# Poor, poor, piggybank



## wasabi (Sep 4, 2005)

We bought gas today.


----------



## texasgirl (Sep 4, 2005)

I got this one too


----------



## middie (Sep 4, 2005)

lol. funny


----------



## kadesma (Sep 4, 2005)

I know that feeling   It's awful and then, buying all three boys shoes at the same time does that to my piggybank 

kadesma


----------



## Zereh (Sep 5, 2005)

$50+ to fill my car up hurts. Dang. And I can go 10 days to 2 weeks without needing another one. =( I feel bad for those who buy houses outside of the major hubub of a city to save a bit of money, only to see it gobbled up at the gas stations.

But at least we have gas! And it's supply and demand that dictates most of the prices at the pumps not someone with a big "government" stick. 

Instead of showering with a buddy to conserve water, it's time to ride with one to conserve gas. =P


Z


----------



## Barbara L (Sep 5, 2005)

We filled up today.  Most of the stations just outside of our town are charging well over $3.00, but three stations in town (all at or close to the same intersection) are just under $3.00.  They are running out though.  The station we went to today is even under $3.00 for premium.  He was out of regular but mid-grade was $2.97 and premium was $2.99.  It is a small independent station.  Another independent station a few miles up the road is at $2.89 for regular (I don't know if they have any left), but they aren't open on Sundays.

 Barbara


----------



## Maidrite (Sep 5, 2005)

Our Piggy Bank Looked like That before Gas !


----------



## Barbara L (Sep 5, 2005)

Maidrite said:
			
		

> Our Piggy Bank Looked like That before Gas !


True enough.  Last time I looked it was lying on its side gasping for breath!

 Barbara


----------



## Cyberchef (Sep 8, 2005)

I was feeling a little smug last month because I found myself an old 1985 Olds Cutlass Supreme luxury sedan that didn't have a whole lot of mileage on it for a mere $1,000.00!
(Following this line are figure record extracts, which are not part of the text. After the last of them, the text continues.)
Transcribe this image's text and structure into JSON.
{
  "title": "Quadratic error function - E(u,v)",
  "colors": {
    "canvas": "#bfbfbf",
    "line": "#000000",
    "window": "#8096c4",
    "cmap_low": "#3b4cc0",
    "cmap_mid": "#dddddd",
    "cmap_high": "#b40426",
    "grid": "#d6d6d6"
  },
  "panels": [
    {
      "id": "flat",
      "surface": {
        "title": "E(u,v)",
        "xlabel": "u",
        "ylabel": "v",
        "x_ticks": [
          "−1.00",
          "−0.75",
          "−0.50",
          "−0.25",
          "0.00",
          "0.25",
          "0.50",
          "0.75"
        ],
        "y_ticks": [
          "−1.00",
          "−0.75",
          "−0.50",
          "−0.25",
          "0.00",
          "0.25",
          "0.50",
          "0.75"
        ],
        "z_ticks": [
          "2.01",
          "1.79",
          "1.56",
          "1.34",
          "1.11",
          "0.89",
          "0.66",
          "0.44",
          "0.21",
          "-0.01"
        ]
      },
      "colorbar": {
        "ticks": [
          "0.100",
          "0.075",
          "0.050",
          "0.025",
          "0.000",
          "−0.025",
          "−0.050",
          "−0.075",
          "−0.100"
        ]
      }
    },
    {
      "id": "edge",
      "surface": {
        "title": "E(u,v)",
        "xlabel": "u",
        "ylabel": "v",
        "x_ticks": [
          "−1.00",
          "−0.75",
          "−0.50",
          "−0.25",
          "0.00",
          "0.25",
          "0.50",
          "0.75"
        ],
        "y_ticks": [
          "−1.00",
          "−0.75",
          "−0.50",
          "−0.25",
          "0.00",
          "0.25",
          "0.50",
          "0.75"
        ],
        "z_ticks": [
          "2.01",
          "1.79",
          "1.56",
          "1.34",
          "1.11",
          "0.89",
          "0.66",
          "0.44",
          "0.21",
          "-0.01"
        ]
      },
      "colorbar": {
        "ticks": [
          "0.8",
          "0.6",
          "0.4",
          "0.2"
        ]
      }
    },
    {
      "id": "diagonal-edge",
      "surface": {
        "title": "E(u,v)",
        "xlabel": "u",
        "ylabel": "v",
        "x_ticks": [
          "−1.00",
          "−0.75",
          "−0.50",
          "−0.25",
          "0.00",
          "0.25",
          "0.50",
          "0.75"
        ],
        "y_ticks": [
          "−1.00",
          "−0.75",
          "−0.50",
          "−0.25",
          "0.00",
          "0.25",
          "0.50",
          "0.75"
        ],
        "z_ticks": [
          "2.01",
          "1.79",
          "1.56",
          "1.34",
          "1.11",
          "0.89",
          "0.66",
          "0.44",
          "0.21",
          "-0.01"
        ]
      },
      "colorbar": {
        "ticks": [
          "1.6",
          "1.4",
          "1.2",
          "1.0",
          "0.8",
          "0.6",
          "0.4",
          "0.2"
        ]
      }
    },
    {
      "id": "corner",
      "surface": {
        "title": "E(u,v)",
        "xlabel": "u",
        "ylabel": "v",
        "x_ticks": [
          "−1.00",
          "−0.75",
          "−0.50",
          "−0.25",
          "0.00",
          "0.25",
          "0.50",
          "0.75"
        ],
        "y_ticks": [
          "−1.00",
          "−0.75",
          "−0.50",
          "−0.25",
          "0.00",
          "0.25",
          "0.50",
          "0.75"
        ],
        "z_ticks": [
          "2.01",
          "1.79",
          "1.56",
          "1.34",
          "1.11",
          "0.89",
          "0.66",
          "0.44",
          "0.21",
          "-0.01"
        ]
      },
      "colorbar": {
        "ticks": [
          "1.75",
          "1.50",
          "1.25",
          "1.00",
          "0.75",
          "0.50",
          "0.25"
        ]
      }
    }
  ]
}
Now I'm feeling just a little humbled  as I realize that the cost of the gas over the next few months will actually be more than the silly car is worth  !


----------



## wasabi (Sep 9, 2005)




----------



## mish (Sep 11, 2005)

Zereh said:
			
		

> Instead of showering with a buddy to conserve water, it's time to ride with one to conserve gas. =P
> 
> 
> Z


 
Might be less costly to run through the car wash with a friend, and leave the car at home.


----------



## tancowgirl2000 (Sep 11, 2005)

oo what fun!!!


----------



## tweedee (Sep 16, 2005)

Wasabi,

    I've heard of animal neglect but isn't that taking it a little too far???????????


----------



## urmaniac13 (Sep 16, 2005)

*SAVE THE PIGGIES!!*
*SAVE THE PLANET!!*

It is high time we all convert to the electric cars...


----------



## Raven (Sep 19, 2005)

LOL!!  Poor piggy, but true!! (Thank God I don't own a car!  )

~ Raven ~


----------



## mish (Sep 19, 2005)

That little piggy should have stayed home.  (Couldn't resist, Wasabi.)


----------



## wasabi (Sep 19, 2005)

That little piggy should have had the roast beef.


----------



## Barbara L (Sep 19, 2005)

But that poor little piggy had none!

 Barbara


----------



## wasabi (Sep 19, 2005)

And to add insult to injury, he built his house with sticks.


----------